5. Die Beschwerde langte am 04.08.2008 beim Asylgerichtshof ein.
II. Der Asylgerichtshof hat erwogen:
1. Mit Datum 01.01.2006 ist das neue Bundesgesetz über die Gewährung von Asyl in Kraft getreten (AsylG 2005 idF BGBL. I Nr. 100/2005) und ist somit auf alle ab diesem Zeitpunkt gestellten Asylanträge anzuwenden. Im gegenständlichen Fall wurde der Antrag auf internationalen Schutz am 04.06.2008 gestellt, weshalb § 5 AsylG 2005 idF BGBI. I Nr. 100/2005 zur Anwendung gelangt.
Gemäß § 23 AsylGHG sind, soweit sich aus dem Bundes-Verfassungsgesetz - B-VG, BGBl. Nr. 1/1930, dem Asylgesetz 2005 - AsylG 2005, BGBl. I Nr. 100/2005, und dem Verwaltungsgerichtshofgesetz 1985 - VwGG, BGBl. Nr. 10, nicht anderes ergibt, auf das Verfahren vor dem Asylgerichtshof die Bestimmungen des Allgemeinen Verwaltungsverfahrensgesetzes 1991 - AVG, BGBl. Nr. 51, mit der Maßgabe sinngemäß anzuwenden, dass an die Stelle des Begriffes "Berufung" der Begriff "Beschwerde" tritt.

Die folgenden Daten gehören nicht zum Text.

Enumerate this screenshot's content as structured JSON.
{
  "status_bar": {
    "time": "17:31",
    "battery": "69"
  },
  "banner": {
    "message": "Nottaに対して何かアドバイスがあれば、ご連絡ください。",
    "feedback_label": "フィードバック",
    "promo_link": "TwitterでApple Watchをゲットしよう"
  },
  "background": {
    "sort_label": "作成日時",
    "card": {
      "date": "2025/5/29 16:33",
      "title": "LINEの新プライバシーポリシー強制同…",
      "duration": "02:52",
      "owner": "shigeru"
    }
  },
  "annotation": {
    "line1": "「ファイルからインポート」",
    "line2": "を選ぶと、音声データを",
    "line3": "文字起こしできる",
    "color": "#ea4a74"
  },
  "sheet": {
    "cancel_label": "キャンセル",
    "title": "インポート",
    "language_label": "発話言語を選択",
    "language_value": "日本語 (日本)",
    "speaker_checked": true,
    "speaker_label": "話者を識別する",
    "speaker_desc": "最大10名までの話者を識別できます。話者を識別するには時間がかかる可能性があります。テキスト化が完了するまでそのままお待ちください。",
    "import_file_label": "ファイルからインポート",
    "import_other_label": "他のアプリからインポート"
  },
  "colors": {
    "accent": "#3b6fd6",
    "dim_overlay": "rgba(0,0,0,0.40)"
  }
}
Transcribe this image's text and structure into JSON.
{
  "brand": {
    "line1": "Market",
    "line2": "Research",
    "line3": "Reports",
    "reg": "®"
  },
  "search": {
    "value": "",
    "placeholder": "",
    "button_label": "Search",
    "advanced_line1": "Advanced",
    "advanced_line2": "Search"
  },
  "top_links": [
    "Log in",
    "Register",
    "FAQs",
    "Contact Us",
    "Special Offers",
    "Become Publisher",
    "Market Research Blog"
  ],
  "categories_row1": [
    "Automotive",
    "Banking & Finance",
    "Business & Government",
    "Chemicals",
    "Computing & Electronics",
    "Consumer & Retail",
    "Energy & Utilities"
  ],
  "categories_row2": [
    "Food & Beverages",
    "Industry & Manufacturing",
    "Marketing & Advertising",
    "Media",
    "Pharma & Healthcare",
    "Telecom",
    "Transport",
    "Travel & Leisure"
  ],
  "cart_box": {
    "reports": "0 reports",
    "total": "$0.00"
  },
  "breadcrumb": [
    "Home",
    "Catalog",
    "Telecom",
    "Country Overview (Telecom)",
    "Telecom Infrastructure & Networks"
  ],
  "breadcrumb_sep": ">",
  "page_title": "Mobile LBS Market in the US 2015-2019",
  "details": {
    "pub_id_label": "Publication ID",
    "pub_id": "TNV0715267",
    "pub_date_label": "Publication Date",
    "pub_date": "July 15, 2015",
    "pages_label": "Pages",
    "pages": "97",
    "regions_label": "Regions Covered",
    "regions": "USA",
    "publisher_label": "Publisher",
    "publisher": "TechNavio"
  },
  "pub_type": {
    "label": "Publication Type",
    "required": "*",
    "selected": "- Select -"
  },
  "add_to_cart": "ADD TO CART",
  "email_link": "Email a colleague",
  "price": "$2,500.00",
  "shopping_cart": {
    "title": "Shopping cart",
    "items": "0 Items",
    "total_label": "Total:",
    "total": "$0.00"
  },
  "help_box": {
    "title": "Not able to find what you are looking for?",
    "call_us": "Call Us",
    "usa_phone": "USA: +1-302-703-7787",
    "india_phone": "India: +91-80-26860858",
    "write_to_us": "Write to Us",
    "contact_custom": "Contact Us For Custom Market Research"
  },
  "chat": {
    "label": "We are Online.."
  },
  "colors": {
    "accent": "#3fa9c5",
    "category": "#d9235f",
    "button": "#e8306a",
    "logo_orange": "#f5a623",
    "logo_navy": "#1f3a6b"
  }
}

Gemäß § 37 Abs. 1 AsylG 2005 hat der Asylgerichtshof einer Beschwerde gegen eine mit einer zurückweisenden Entscheidung (§§ 4 und 5 AsylG 2005 oder § 68 Abs. 1 AVG) verbundenen Ausweisung, binnen sieben Tagen ab Beschwerdevorlage die aufschiebende Wirkung zuerkennen, wenn anzunehmen ist, dass eine Zurückweisung, Zurückschiebung oder Abschiebung des Fremden in den Staat, in den die Ausweisung lautet, eine reale Gefahr einer Verletzung von Art. 2 EMRK, Art. 3 EMRK oder der Protokolle Nr. 6 oder Nr. 13 zur Konvention bedeuten würde oder für ihn als Zivilperson eine ernsthafte Bedrohung des Lebens oder der Unversehrtheit infolge willkürlicher Gewalt im Rahmen eines internationalen oder innerstaatlichen Konfliktes mit sich bringen würde.
Gemäß § 37 Abs. 2 AsylG 2005 ist bei der Entscheidung, ob einer Beschwerde gegen eine Ausweisung, die mit einer Entscheidung nach § 5 AsylG 2005 verbunden ist, die aufschiebende Wirkung zuerkannt wird, auch auf die gemeinschaftsrechtlichen Grundsätze der Art. 19 Abs. 2 und 20 Abs. 1 lit. e der Dublin II-VO und die Notwendigkeit der effektiven Umsetzung des Gemeinschaftsrechts Bedacht zu nehmen.
2. Aus der dem Asylgerichtshof zum jetzigen Entscheidungszeitpunkt zur Verfügung stehenden Aktenlage kann eine Verletzung der durch Art. 3 EMRK garantierten Rechte bei Überstellung des minderjährigen Beschwerdeführers nach Polen nicht mit der in diesem Zusammenhang erforderlichen Sicherheit ausgeschlossen werden. Es erscheint insbesondere notwendig, nähere Erwägungen zum Gesundheitszustand des Beschwerdeführers sowie zur Behandlungsmöglichkeit in Polen anzustellen.
2.1. Der Asylgerichtshof wird sodann, nach näheren Erhebungen, unter Berücksichtigung aller Verfahrensakte der Familie, gemeinsam über alle anhängigen Beschwerden der Kernfamilie des minderjährigen Beschwerdeführers entscheiden.
Der Asylgerichtshof war im Ergebnis jedenfalls zwingend gehalten, gemäß § 37 Abs. 1 AsylG 2005 vorzugehen.
Eine öffentliche mündliche Verhandlung konnte gemäß § 41 Abs. 4 AsylG 2005 entfallen.